В десять часов утра, выпив кофе, отправились Анат с Уди и Римона с Ионатаном на прогулку в разрушенную деревню. Уди предполагал, что последние ливни наверняка обнажили древние тесаные камни, которые остались от поселения, основанного нашими предками еще в библейские времена. В восьмом веке нашей эры, строя свою деревню, арабы воспользовались этими камнями. Уди был страстным собирателем таких камней, он размещал их на лужайке перед домом, ценя за древнюю красоту, а кроме того, усматривая в этом нечто вроде торжества справедливости, символа победы или воплощения в жизнь библейских предсказаний. Уди верил, что собирание таких камней, или, как он говорил, «вызволение», и есть один из способов воплотить пророчества в явь. Когда дорога подсохнет, он возьмет трактор с прицепом и «вызволит» все, что будет найдено.
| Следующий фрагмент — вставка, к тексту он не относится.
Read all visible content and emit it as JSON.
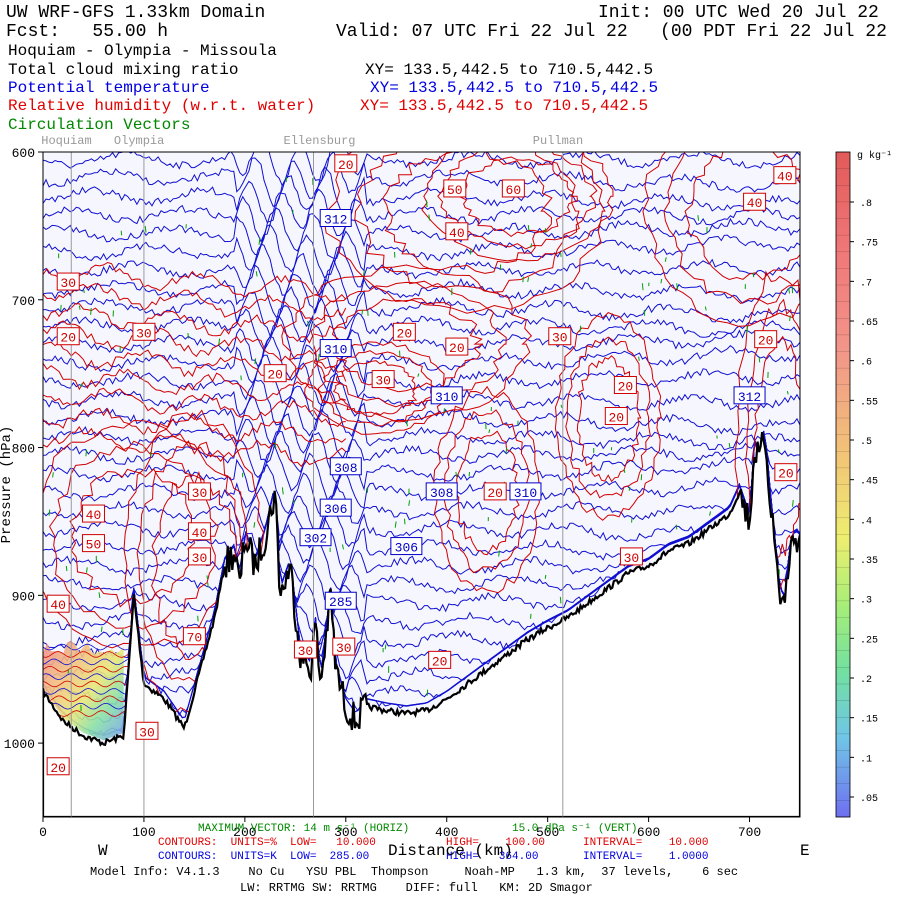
{
  "header": {
    "model": "UW WRF-GFS 1.33km Domain",
    "init": "Init: 00 UTC Wed 20 Jul 22",
    "fcst": "Fcst:   55.00 h",
    "valid": "Valid: 07 UTC Fri 22 Jul 22   (00 PDT Fri 22 Jul 22  )",
    "transect": "Hoquiam - Olympia - Missoula",
    "field1": "Total cloud mixing ratio",
    "field1_xy": "XY= 133.5,442.5 to 710.5,442.5",
    "field2": "Potential temperature",
    "field2_xy": "XY= 133.5,442.5 to 710.5,442.5",
    "field3": "Relative humidity (w.r.t. water)",
    "field3_xy": "XY= 133.5,442.5 to 710.5,442.5",
    "field4": "Circulation Vectors"
  },
  "places": [
    {
      "name": "Hoquiam",
      "x": 28
    },
    {
      "name": "Olympia",
      "x": 100
    },
    {
      "name": "Ellensburg",
      "x": 268
    },
    {
      "name": "Pullman",
      "x": 515
    }
  ],
  "footer": {
    "max_vector": "MAXIMUM VECTOR: 14 m s⁻¹ (HORIZ)",
    "max_vector_vert": "15.0 dPa s⁻¹ (VERT)",
    "xlabel": "Distance (km)",
    "west": "W",
    "east": "E",
    "rh_contours": "CONTOURS:  UNITS=%  LOW=   10.000",
    "rh_high": "HIGH=    100.00",
    "rh_interval": "INTERVAL=    10.000",
    "th_contours": "CONTOURS:  UNITS=K  LOW=  285.00",
    "th_high": "HIGH=   364.00",
    "th_interval": "INTERVAL=    1.0000",
    "model_info": "Model Info: V4.1.3    No Cu   YSU PBL  Thompson     Noah-MP   1.3 km,  37 levels,    6 sec",
    "model_info2": "LW: RRTMG SW: RRTMG    DIFF: full   KM: 2D Smagor"
  },
  "chart_data": {
    "type": "cross-section",
    "title": "Hoquiam - Olympia - Missoula",
    "xlabel": "Distance (km)",
    "ylabel": "Pressure (hPa)",
    "xlim": [
      0,
      750
    ],
    "ylim": [
      1050,
      600
    ],
    "x_ticks": [
      0,
      100,
      200,
      300,
      400,
      500,
      600,
      700
    ],
    "y_ticks": [
      600,
      700,
      800,
      900,
      1000
    ],
    "y_tick_labels": [
      "600",
      "700",
      "800",
      "900",
      "1000"
    ],
    "colorbar": {
      "units": "g kg⁻¹",
      "labels": [
        ".8",
        ".75",
        ".7",
        ".65",
        ".6",
        ".55",
        ".5",
        ".45",
        ".4",
        ".35",
        ".3",
        ".25",
        ".2",
        ".15",
        ".1",
        ".05"
      ],
      "values": [
        0.8,
        0.75,
        0.7,
        0.65,
        0.6,
        0.55,
        0.5,
        0.45,
        0.4,
        0.35,
        0.3,
        0.25,
        0.2,
        0.15,
        0.1,
        0.05
      ]
    },
    "theta_labels": [
      {
        "label": "312",
        "x": 290,
        "p": 645
      },
      {
        "label": "310",
        "x": 290,
        "p": 733
      },
      {
        "label": "310",
        "x": 400,
        "p": 765
      },
      {
        "label": "312",
        "x": 700,
        "p": 765
      },
      {
        "label": "308",
        "x": 300,
        "p": 813
      },
      {
        "label": "308",
        "x": 395,
        "p": 830
      },
      {
        "label": "310",
        "x": 478,
        "p": 830
      },
      {
        "label": "306",
        "x": 290,
        "p": 841
      },
      {
        "label": "302",
        "x": 270,
        "p": 861
      },
      {
        "label": "306",
        "x": 360,
        "p": 867
      },
      {
        "label": "285",
        "x": 295,
        "p": 904
      }
    ],
    "rh_labels": [
      {
        "label": "20",
        "x": 300,
        "p": 608
      },
      {
        "label": "50",
        "x": 408,
        "p": 625
      },
      {
        "label": "60",
        "x": 466,
        "p": 625
      },
      {
        "label": "40",
        "x": 735,
        "p": 616
      },
      {
        "label": "40",
        "x": 705,
        "p": 634
      },
      {
        "label": "40",
        "x": 410,
        "p": 654
      },
      {
        "label": "30",
        "x": 25,
        "p": 688
      },
      {
        "label": "20",
        "x": 25,
        "p": 725
      },
      {
        "label": "30",
        "x": 100,
        "p": 722
      },
      {
        "label": "20",
        "x": 358,
        "p": 722
      },
      {
        "label": "20",
        "x": 410,
        "p": 732
      },
      {
        "label": "30",
        "x": 512,
        "p": 725
      },
      {
        "label": "20",
        "x": 716,
        "p": 727
      },
      {
        "label": "20",
        "x": 230,
        "p": 750
      },
      {
        "label": "30",
        "x": 337,
        "p": 754
      },
      {
        "label": "20",
        "x": 577,
        "p": 758
      },
      {
        "label": "20",
        "x": 568,
        "p": 779
      },
      {
        "label": "20",
        "x": 736,
        "p": 817
      },
      {
        "label": "20",
        "x": 448,
        "p": 830
      },
      {
        "label": "30",
        "x": 155,
        "p": 830
      },
      {
        "label": "40",
        "x": 50,
        "p": 845
      },
      {
        "label": "50",
        "x": 50,
        "p": 865
      },
      {
        "label": "40",
        "x": 155,
        "p": 857
      },
      {
        "label": "30",
        "x": 155,
        "p": 874
      },
      {
        "label": "40",
        "x": 15,
        "p": 906
      },
      {
        "label": "70",
        "x": 150,
        "p": 928
      },
      {
        "label": "30",
        "x": 298,
        "p": 935
      },
      {
        "label": "30",
        "x": 260,
        "p": 937
      },
      {
        "label": "20",
        "x": 393,
        "p": 944
      },
      {
        "label": "30",
        "x": 583,
        "p": 874
      },
      {
        "label": "30",
        "x": 103,
        "p": 992
      },
      {
        "label": "20",
        "x": 15,
        "p": 1016
      }
    ],
    "terrain_p": [
      [
        0,
        965
      ],
      [
        20,
        985
      ],
      [
        40,
        995
      ],
      [
        60,
        1000
      ],
      [
        80,
        995
      ],
      [
        90,
        900
      ],
      [
        100,
        960
      ],
      [
        120,
        970
      ],
      [
        140,
        990
      ],
      [
        150,
        965
      ],
      [
        160,
        940
      ],
      [
        170,
        915
      ],
      [
        180,
        880
      ],
      [
        190,
        870
      ],
      [
        195,
        895
      ],
      [
        200,
        860
      ],
      [
        210,
        880
      ],
      [
        220,
        860
      ],
      [
        230,
        830
      ],
      [
        235,
        900
      ],
      [
        245,
        880
      ],
      [
        255,
        940
      ],
      [
        265,
        950
      ],
      [
        270,
        920
      ],
      [
        275,
        960
      ],
      [
        285,
        900
      ],
      [
        290,
        950
      ],
      [
        300,
        975
      ],
      [
        310,
        985
      ],
      [
        320,
        975
      ],
      [
        340,
        978
      ],
      [
        360,
        980
      ],
      [
        380,
        978
      ],
      [
        400,
        970
      ],
      [
        420,
        960
      ],
      [
        440,
        950
      ],
      [
        460,
        940
      ],
      [
        480,
        930
      ],
      [
        500,
        922
      ],
      [
        520,
        915
      ],
      [
        540,
        905
      ],
      [
        560,
        895
      ],
      [
        580,
        885
      ],
      [
        600,
        880
      ],
      [
        620,
        870
      ],
      [
        640,
        865
      ],
      [
        660,
        855
      ],
      [
        680,
        845
      ],
      [
        690,
        830
      ],
      [
        700,
        850
      ],
      [
        705,
        800
      ],
      [
        710,
        810
      ],
      [
        715,
        790
      ],
      [
        720,
        830
      ],
      [
        730,
        900
      ],
      [
        735,
        905
      ],
      [
        740,
        870
      ],
      [
        745,
        860
      ],
      [
        750,
        863
      ]
    ]
  }
}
— А сегодня, — предложил Уди, — давайте сходим, посмотрим и заметим себе, где что есть. И если попадется нам какая-нибудь живописная арабская рухлядь, деревянная или железная, мы и ее подберем, притащим домой, наполним землей и что-нибудь посадим — пусть себе растет.

Анат, со своей стороны, полагала, что на скалистых склонах, под соснами, посаженными Еврейским национальным земельным фондом, должно быть, сейчас полно грибов.

Азария Гитлин вызвался снабдить экспедицию едой. Ранним утром он получил на кибуцной кухне жареные куриные ножки, оставшиеся после вечерней субботней трапезы, и тщательно упаковал их в полиэтиленовые пакеты. Приготовил картошку, овощи, апельсины, бутерброды с сыром, вареные яйца. В честь наступления весны облачился Азария в свою лучшую одежду: рубашку в красно-голубую полоску и габардиновые брюки, тщательно отутюженные. Брюки эти были ему слегка коротковаты, и в промежутке между манжетами и зелеными шерстяными носками чуть-чуть проглядывали его худые белые ноги. Штиблеты на нем были щегольские, «городские», остроносые, со сбитыми каблуками. Именно в этой обуви появился Азария в кибуцном гараже в свое первое рабочее утро, когда удалось ему совершить нечто вроде маленького чуда — спасти трактор, считавшийся безнадежным, и таким образом продемонстрировать кое-какие из тех способностей, которыми он наделен. Поразмыслив, решил он гитару с собой не брать: если думать о славе все время, жизнь превратится из радости в бремя. Зато он повесил на пояс армейскую флягу, которую одолжил у Эйтана Р. Был он весел и энергичен, полон решимости отныне и навсегда перенять у Эйтана эту его манеру ленивого превосходства, не выглядеть более чувствительным и растерянным подростком, а быть таким, какой он есть на самом деле: много повидавший на своем веку мужчина, который прошел через тяжкие страдания и научился молча преодолевать все невзгоды. Как бы невзначай присвоил себе Азария также походку Уди Шнеура: большие пальцы заткнуты за брючный ремень, шаг широк и небрежен. Про себя он твердо решил, что готов во всем оказывать помощь, быть максимально полезным идущим на прогулку: если, к примеру, возникнут в пути непредвиденные обстоятельства, если вдруг появится опасность, если остальные, как говорится, растеряются, то уж я не стану колебаться, ни на секунду не задумаюсь о собственной безопасности.